Cap Leech drifted to the front of the wagon where the red tipped springy shafts lay bent to the left, wheels stopped dead in an unfinished
sudden turn, kicked the wood lightly and hunched off toward the out buildings. He stood still a moment in the black yard and, feet apart, hands in pockets, peered into the dizzy triangulated night. Between heaven and earth not a rattling cough as he moved and approached the barn.

Wood, sapless, creosoted, he smelled it briefly anchored to the leveled sand. Whatever grass there was grew like a fire at the edge of a ditch along the uneven beginning of the barn floor, a few blades trickling inward between cracks in the faintly urinated planks; a clump also at the bottom of one adjoining fence post. He looked up at, listened to, the open loft. A bundle of unused hay sat there across the brittle arms of a stored and dusty rocker.

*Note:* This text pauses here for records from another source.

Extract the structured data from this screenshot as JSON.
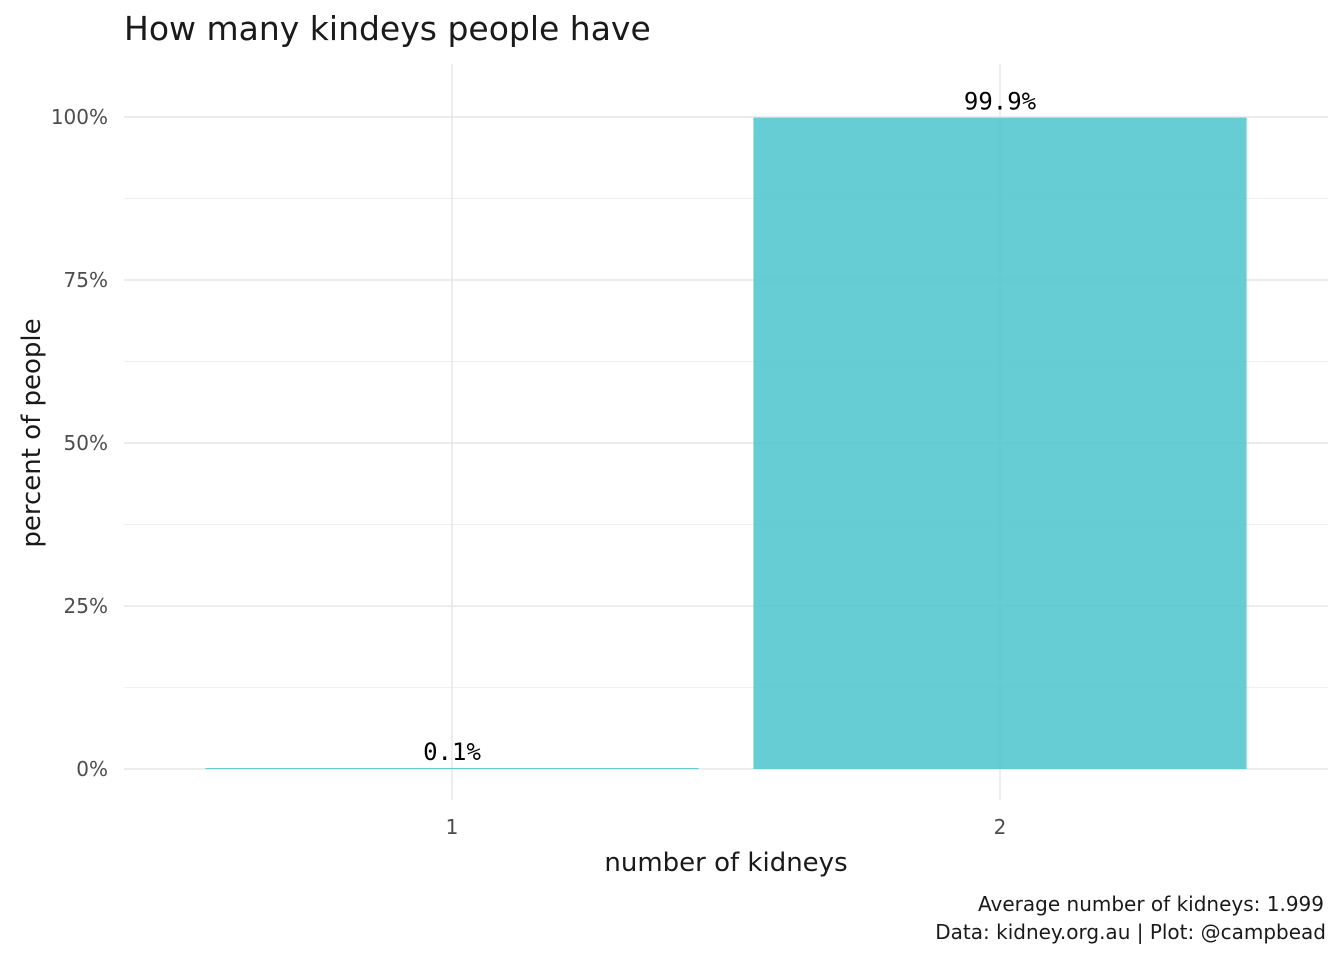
{
  "chart_data": {
    "type": "bar",
    "title": "How many kindeys people have",
    "xlabel": "number of kidneys",
    "ylabel": "percent of people",
    "categories": [
      "1",
      "2"
    ],
    "values": [
      0.1,
      99.9
    ],
    "data_labels": [
      "0.1%",
      "99.9%"
    ],
    "ylim": [
      0,
      100
    ],
    "yticks": [
      0,
      25,
      50,
      75,
      100
    ],
    "ytick_labels": [
      "0%",
      "25%",
      "50%",
      "75%",
      "100%"
    ],
    "grid": true,
    "legend": "none",
    "bar_color": "#4fc6cf",
    "caption": [
      "Average number of kidneys: 1.999",
      "Data: kidney.org.au | Plot: @campbead"
    ]
  }
}
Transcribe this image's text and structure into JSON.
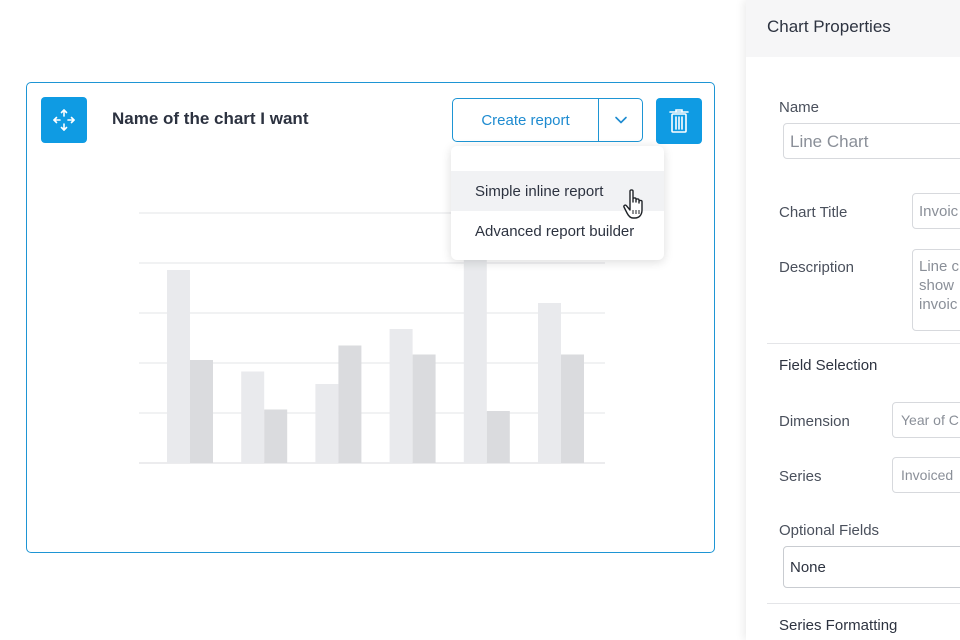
{
  "card": {
    "title": "Name of the chart I want",
    "create_report_label": "Create report",
    "move_icon": "move-arrows-icon",
    "caret_icon": "chevron-down-icon",
    "delete_icon": "trash-icon"
  },
  "dropdown": {
    "items": [
      {
        "label": "Simple inline report",
        "hovered": true
      },
      {
        "label": "Advanced report builder",
        "hovered": false
      }
    ]
  },
  "colors": {
    "accent": "#0f9be3",
    "bar_light": "#e9eaed",
    "bar_dark": "#dadbde"
  },
  "chart_data": {
    "type": "bar",
    "categories": [
      "",
      "",
      "",
      "",
      "",
      ""
    ],
    "series": [
      {
        "values": [
          3.86,
          1.83,
          1.58,
          2.68,
          4.3,
          3.2
        ]
      },
      {
        "values": [
          2.06,
          1.07,
          2.35,
          2.17,
          1.04,
          2.17
        ]
      }
    ],
    "ylim": [
      0,
      5
    ],
    "grid": true,
    "title": "",
    "xlabel": "",
    "ylabel": ""
  },
  "panel": {
    "title": "Chart Properties",
    "name_label": "Name",
    "name_value": "Line Chart",
    "chart_title_label": "Chart Title",
    "chart_title_value": "Invoic",
    "description_label": "Description",
    "description_value": "Line c show invoic",
    "field_selection_label": "Field Selection",
    "dimension_label": "Dimension",
    "dimension_value": "Year of C",
    "series_label": "Series",
    "series_value": "Invoiced",
    "optional_fields_label": "Optional Fields",
    "optional_fields_value": "None",
    "series_formatting_label": "Series Formatting"
  }
}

Leech stepped toward the barn, away from it, knowing scarcely where to begin, but feeling all the while—there were cicadas under his feet, over to the rise a redolent horse face in the sand—as if he were treading a place of windgall. Back again, softly, he peered inside, craned. There were the bins and roosts, pigeon holes for the ghosts of an animal world under an unsafe roof, all the bitter windings of a fence to be restrung or left barbed in the corner; here he could listen to the twilight of newborn field mice or hide wrapped in a litter of old ropes.